En très peu de temps, vous êtes opérationnel. À l'inverse, donner naissance à une SARL ou une SAS est un processus plus complexe qui requiert la rédaction de statuts. Ces documents constituent le véritable règlement intérieur de votre entreprise. Sauf exception prévue par la loi, le droit exige que ces statuts soient rédigés ou certifiés par un notaire pour garantir leur absolue authenticité.

Pour illustrer ce point, imaginez que vous souhaitiez légaliser votre petit commerce de vente de vêtements en ligne. Les formalités d'une Entreprise Individuelle seront expédiées rapidement et à moindre coût. 
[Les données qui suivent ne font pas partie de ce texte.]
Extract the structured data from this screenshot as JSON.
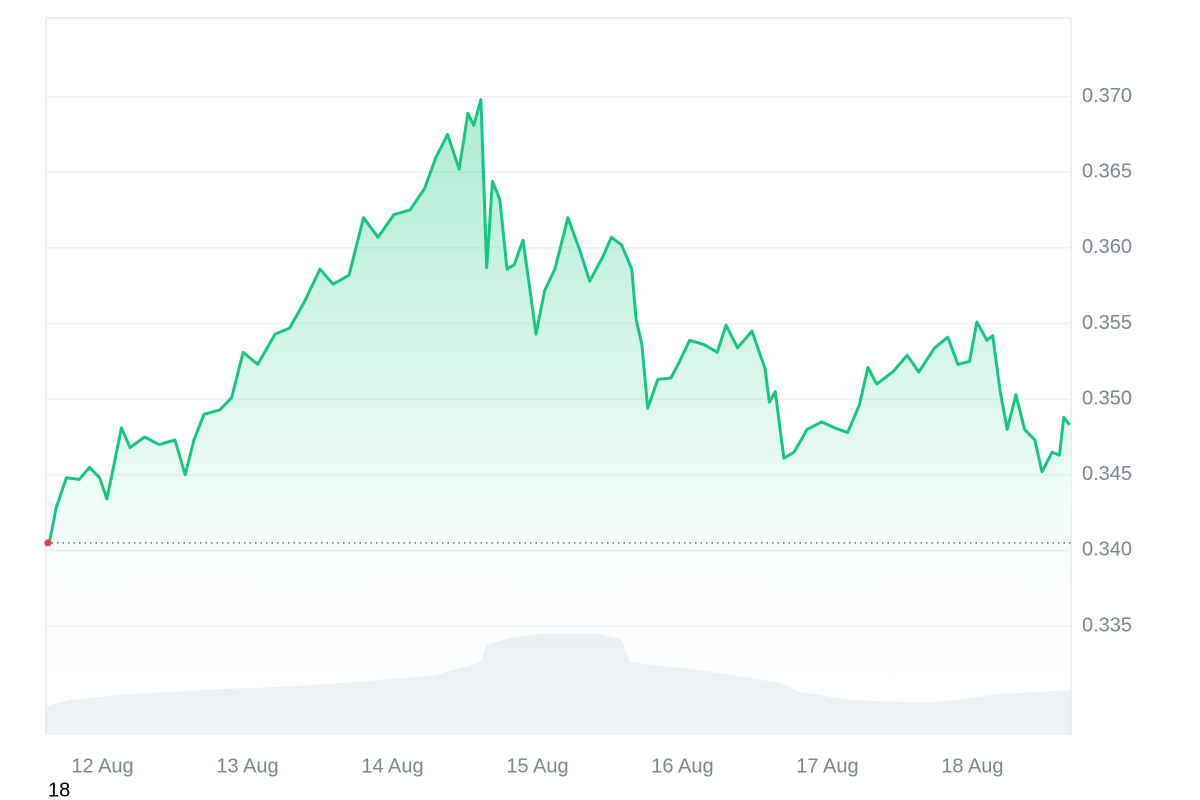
{
  "chart_data": {
    "type": "line",
    "x": [
      11.63,
      11.68,
      11.75,
      11.84,
      11.91,
      11.98,
      12.03,
      12.08,
      12.13,
      12.19,
      12.29,
      12.39,
      12.5,
      12.57,
      12.63,
      12.7,
      12.81,
      12.89,
      12.97,
      13.07,
      13.19,
      13.29,
      13.39,
      13.5,
      13.59,
      13.7,
      13.8,
      13.9,
      14.01,
      14.12,
      14.22,
      14.3,
      14.38,
      14.46,
      14.52,
      14.56,
      14.61,
      14.65,
      14.69,
      14.74,
      14.79,
      14.84,
      14.9,
      14.94,
      14.99,
      15.05,
      15.12,
      15.21,
      15.29,
      15.36,
      15.45,
      15.51,
      15.58,
      15.65,
      15.68,
      15.72,
      15.76,
      15.83,
      15.92,
      15.98,
      16.05,
      16.15,
      16.24,
      16.3,
      16.38,
      16.48,
      16.57,
      16.6,
      16.64,
      16.7,
      16.77,
      16.86,
      16.96,
      17.05,
      17.14,
      17.22,
      17.28,
      17.34,
      17.45,
      17.55,
      17.63,
      17.74,
      17.83,
      17.9,
      17.98,
      18.03,
      18.1,
      18.14,
      18.19,
      18.24,
      18.3,
      18.36,
      18.43,
      18.48,
      18.55,
      18.6,
      18.63,
      18.67
    ],
    "values": [
      0.3404,
      0.3428,
      0.3448,
      0.3447,
      0.3455,
      0.3448,
      0.3434,
      0.3457,
      0.3481,
      0.3468,
      0.3475,
      0.347,
      0.3473,
      0.345,
      0.3473,
      0.349,
      0.3493,
      0.3501,
      0.3531,
      0.3523,
      0.3543,
      0.3547,
      0.3564,
      0.3586,
      0.3576,
      0.3582,
      0.362,
      0.3607,
      0.3622,
      0.3625,
      0.3639,
      0.366,
      0.3675,
      0.3652,
      0.3689,
      0.3681,
      0.3698,
      0.3587,
      0.3644,
      0.3632,
      0.3586,
      0.3589,
      0.3605,
      0.3578,
      0.3543,
      0.3572,
      0.3586,
      0.362,
      0.3599,
      0.3578,
      0.3594,
      0.3607,
      0.3602,
      0.3586,
      0.3553,
      0.3536,
      0.3494,
      0.3513,
      0.3514,
      0.3525,
      0.3539,
      0.3536,
      0.3531,
      0.3549,
      0.3534,
      0.3545,
      0.352,
      0.3498,
      0.3505,
      0.3461,
      0.3465,
      0.348,
      0.3485,
      0.3481,
      0.3478,
      0.3496,
      0.3521,
      0.351,
      0.3518,
      0.3529,
      0.3518,
      0.3534,
      0.3541,
      0.3523,
      0.3525,
      0.3551,
      0.3539,
      0.3542,
      0.3506,
      0.348,
      0.3503,
      0.348,
      0.3473,
      0.3452,
      0.3465,
      0.3463,
      0.3488,
      0.3483
    ],
    "color": "#16c784",
    "baseline": 0.3405,
    "baseline_color": "#ea3943",
    "xlim": [
      11.61,
      18.68
    ],
    "xticks": [
      {
        "value": 12,
        "label": "12 Aug"
      },
      {
        "value": 13,
        "label": "13 Aug"
      },
      {
        "value": 14,
        "label": "14 Aug"
      },
      {
        "value": 15,
        "label": "15 Aug"
      },
      {
        "value": 16,
        "label": "16 Aug"
      },
      {
        "value": 17,
        "label": "17 Aug"
      },
      {
        "value": 18,
        "label": "18 Aug"
      }
    ],
    "ylim": [
      0.3278,
      0.3752
    ],
    "yticks": [
      0.335,
      {
        "value": 0.34,
        "label": "0.340"
      },
      0.345,
      {
        "value": 0.35,
        "label": "0.350"
      },
      0.355,
      {
        "value": 0.36,
        "label": "0.360"
      },
      0.365,
      {
        "value": 0.37,
        "label": "0.370"
      }
    ],
    "grid": true,
    "footer_text": "18"
  }
}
En revanche, si vous lancez une application mobile innovante avec un investisseur sénégalais et un développeur informatique, vous devrez faire rédiger des statuts sur mesure en SAS. Ce document devra prévoir des clauses complexes, par exemple pour déterminer comment se séparer d'un associé qui souhaite quitter le projet, ce qui exige inévitablement l'expertise technique d'un professionnel du droit.

Voir Art 10 de l'Acte uniforme révisé relatif au droit des sociétés commerciales et du groupement d'intérêt économique, et Art 35 de l'Acte uniforme révisé portant sur le droit commercial général.


4. Fiscalité (CGI 2025) : Que paierez-vous aux impôts ?

Enfin, le choix de votre structure détermine la manière dont l'administration fiscale calculera vos impôts. Pour les plus petits budgets, l'Entreprise Individuelle donne accès à des régimes très avantageux prévus par le Code Général des Impôts, comme la taxe d'État de l'entreprenant. Ce régime est conçu
pour ne pas étouffer les petites activités : la comptabilité exigée est allégée à l'extrême, se résumant à un simple cahier pour noter les entrées et sorties d'argent. 

Les sociétés comme les SARL et SAS basculent quant à elles dans un système plus formel, le plus souvent soumis à l'Impôt sur les Sociétés (IS). 

La mécanique y est différente : on prend tout l'argent encaissé, on soustrait toutes les dépenses justifiées de l'entreprise, et on applique un pourcentage d'imposition sur le bénéfice net qui reste à la fin.

Prenons un dernier exemple. Un artisan qui travaille seul dans son atelier paiera un impôt forfaitaire simple avec la taxe de l'entreprenant, sans avoir besoin de faire certifier des bilans comptables onéreux. Mais une entreprise de Bâtiment en SARL aura tout intérêt à être soumise à l'Impôt sur les Sociétés. 

Cela lui permettra de déduire de ses revenus le coût faramineux d'achat de ciment, le loyer de ses entrepôts et les salaires de ses ouvriers avant que son impôt ne soit calculé, ce qui implique toutefois de payer un expert-comptable pour tenir des comptes rigoureux tout au long de l'année.

Voir Art 30 de l'Acte uniforme révisé portant sur le droit commercial général, et dispositions relatives à l'Impôt sur les Sociétés et à la Taxe d'État de l'Entreprenant du Code Général des Impôts.